Gemini – If I had a nickel for every time a Gemini has keyed my car… I’d have ten cents. It’s not much, but it’s still weird that it happened twice.
Cancer – This one kinda speaks for itself, doesn’t it? Someone asks, “What are you?” You reply, “I’m Cancer.” Damn right you are.
Leo – Capricorn and Aries mixed into one, just happens to be in August.
Virgo – Legally, there’s very little I can say here. Instead, I’ve inserted a fun fact. Did you know the Virgo constellation is related to Demeter in Greek mythology, Goddess of the Harvest? And if you’re a Virgo, this is the part where you say, “I did know that.” But you clearly didn’t!

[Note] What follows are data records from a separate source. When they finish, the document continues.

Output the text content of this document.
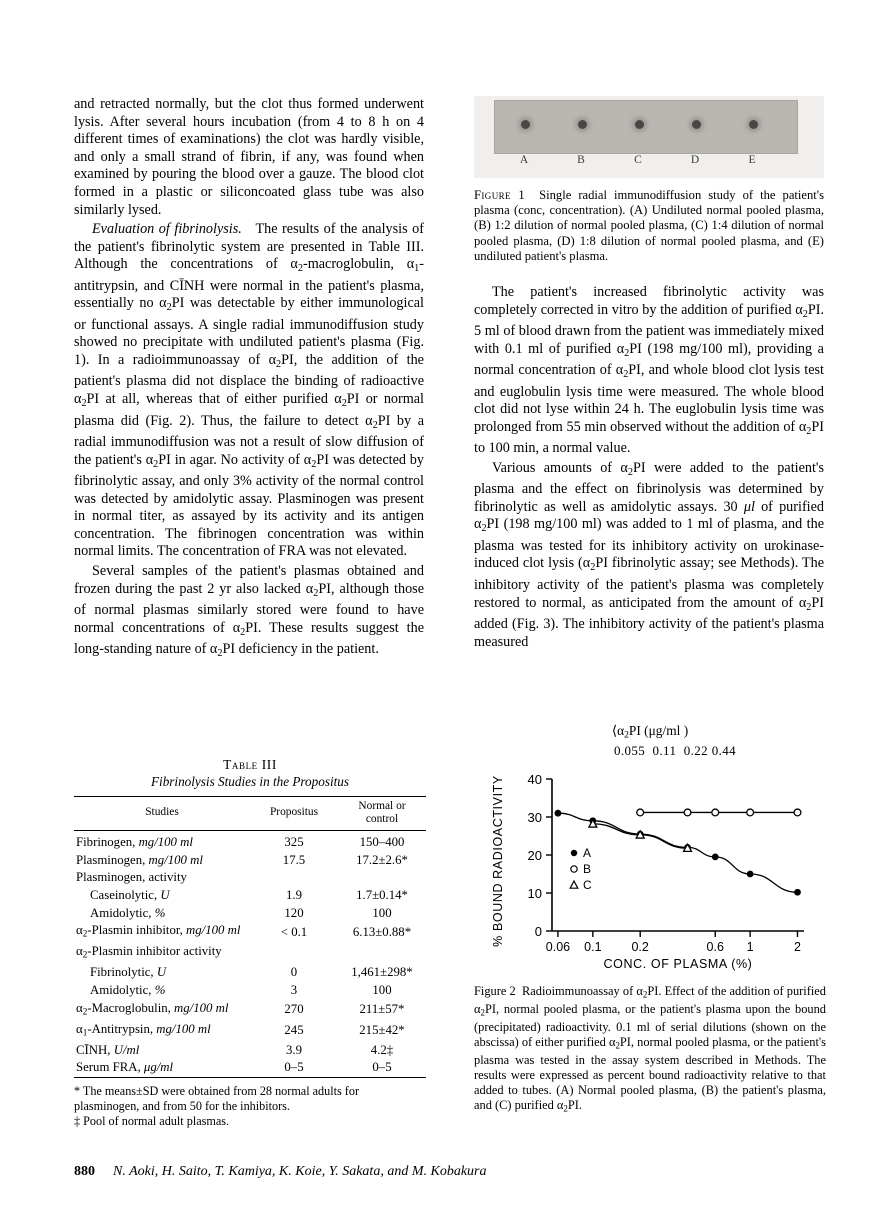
and retracted normally, but the clot thus formed underwent lysis. After several hours incubation (from 4 to 8 h on 4 different times of examinations) the clot was hardly visible, and only a small strand of fibrin, if any, was found when examined by pouring the blood over a gauze. The blood clot formed in a plastic or siliconcoated glass tube was also similarly lysed.

Evaluation of fibrinolysis.   The results of the analysis of the patient's fibrinolytic system are presented in Table III. Although the concentrations of $\alpha_2$-macroglobulin, $\alpha_1$-antitrypsin, and CĪNH were normal in the patient's plasma, essentially no $\alpha_2PI$ was detectable by either immunological or functional assays. A single radial immunodiffusion study showed no precipitate with undiluted patient's plasma (Fig. 1). In a radioimmunoassay of $\alpha_2PI$, the addition of the patient's plasma did not displace the binding of radioactive $\alpha_2PI$ at all, whereas that of either purified $\alpha_2PI$ or normal plasma did (Fig. 2). Thus, the failure to detect $\alpha_2PI$ by a radial immunodiffusion was not a result of slow diffusion of the patient's $\alpha_2PI$ in agar. No activity of $\alpha_2PI$ was detected by fibrinolytic assay, and only 3% activity of the normal control was detected by amidolytic assay. Plasminogen was present in normal titer, as assayed by its activity and its antigen concentration. The fibrinogen concentration was within normal limits. The concentration of FRA was not elevated.

Several samples of the patient's plasmas obtained and frozen during the past 2 yr also lacked $\alpha_2PI$, although those of normal plasmas similarly stored were found to have normal concentrations of $\alpha_2PI$. These results suggest the long-standing nature of $\alpha_2PI$ deficiency in the patient.

Table III
Fibrinolysis Studies in the Propositus
Studies	Propositus	Normal or
control

Fibrinogen, mg/100 ml	325	150–400
Plasminogen, mg/100 ml	17.5	17.2±2.6*
Plasminogen, activity		
Caseinolytic, U	1.9	1.7±0.14*
Amidolytic, %	120	100
$\alpha_2$-Plasmin inhibitor, mg/100 ml	< 0.1	6.13±0.88*
$\alpha_2$-Plasmin inhibitor activity		
Fibrinolytic, U	0	1,461±298*
Amidolytic, %	3	100
$\alpha_2$-Macroglobulin, mg/100 ml	270	211±57*
$\alpha_1$-Antitrypsin, mg/100 ml	245	215±42*
CĪNH, U/ml	3.9	4.2‡
Serum FRA, μg/ml	0–5	0–5
* The means±SD were obtained from 28 normal adults for plasminogen, and from 50 for the inhibitors.
‡ Pool of normal adult plasmas.
A	B	C	D	E

Figure 1  Single radial immunodiffusion study of the patient's plasma (conc, concentration). (A) Undiluted normal pooled plasma, (B) 1:2 dilution of normal pooled plasma, (C) 1:4 dilution of normal pooled plasma, (D) 1:8 dilution of normal pooled plasma, and (E) undiluted patient's plasma.

The patient's increased fibrinolytic activity was completely corrected in vitro by the addition of purified $\alpha_2PI$. 5 ml of blood drawn from the patient was immediately mixed with 0.1 ml of purified $\alpha_2PI$ (198 mg/100 ml), providing a normal concentration of $\alpha_2PI$, and whole blood clot lysis test and euglobulin lysis time were measured. The whole blood clot did not lyse within 24 h. The euglobulin lysis time was prolonged from 55 min observed without the addition of $\alpha_2PI$ to 100 min, a normal value.

Various amounts of $\alpha_2PI$ were added to the patient's plasma and the effect on fibrinolysis was determined by fibrinolytic as well as amidolytic assays. 30 μl of purified $\alpha_2PI$ (198 mg/100 ml) was added to 1 ml of plasma, and the plasma was tested for its inhibitory activity on urokinase-induced clot lysis ($\alpha_2PI$ fibrinolytic assay; see Methods). The inhibitory activity of the patient's plasma was completely restored to normal, as anticipated from the amount of $\alpha_2PI$ added (Fig. 3). The inhibitory activity of the patient's plasma measured

$⟨\alpha_2PI$ (μg/ml )
0.055 0.11 0.22 0.44
0
10
20
30
40
0.06 0.1 0.2	0.6 1	2
A
B
C
% BOUND RADIOACTIVITY
CONC. OF PLASMA (%)

Figure 2  Radioimmunoassay of $\alpha_2PI$. Effect of the addition of purified $\alpha_2PI$, normal pooled plasma, or the patient's plasma upon the bound (precipitated) radioactivity. 0.1 ml of serial dilutions (shown on the abscissa) of either purified $\alpha_2PI$, normal pooled plasma, or the patient's plasma was tested in the assay system described in Methods. The results were expressed as percent bound radioactivity relative to that added to tubes. (A) Normal pooled plasma, (B) the patient's plasma, and (C) purified $\alpha_2PI$.

880 N. Aoki, H. Saito, T. Kamiya, K. Koie, Y. Sakata, and M. Kobakura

Virgo is meant to be a symbol of modesty, but a modest Virgo must be more difficult to find than an open Ely business on Mondays.
Libra – Due to your ability to balance and provide everything for everyone, you’ll constantly feel you receive the short end of the stick. You’ll use this false sob story as a basis for your entire personality. There’s little chance you’ll come to realize that’s just how life is: not fair. Now deal with it like everyone else… and stop dying your hair weird colors…
Scorpio – You will forever be grappling with the fact that you peaked in high school. As you grow older (if you’re not already) you will always retain a sense of wasted potential. Unfortunately, you’ll probably never know that you didn’t have any to begin with.
Sagittarius – The list of famous people who fall under the Sagittarius zodiac sign is impressive. Frankly, I have no notes. In fact, marry me. Marry me now… except you, Jay-Z.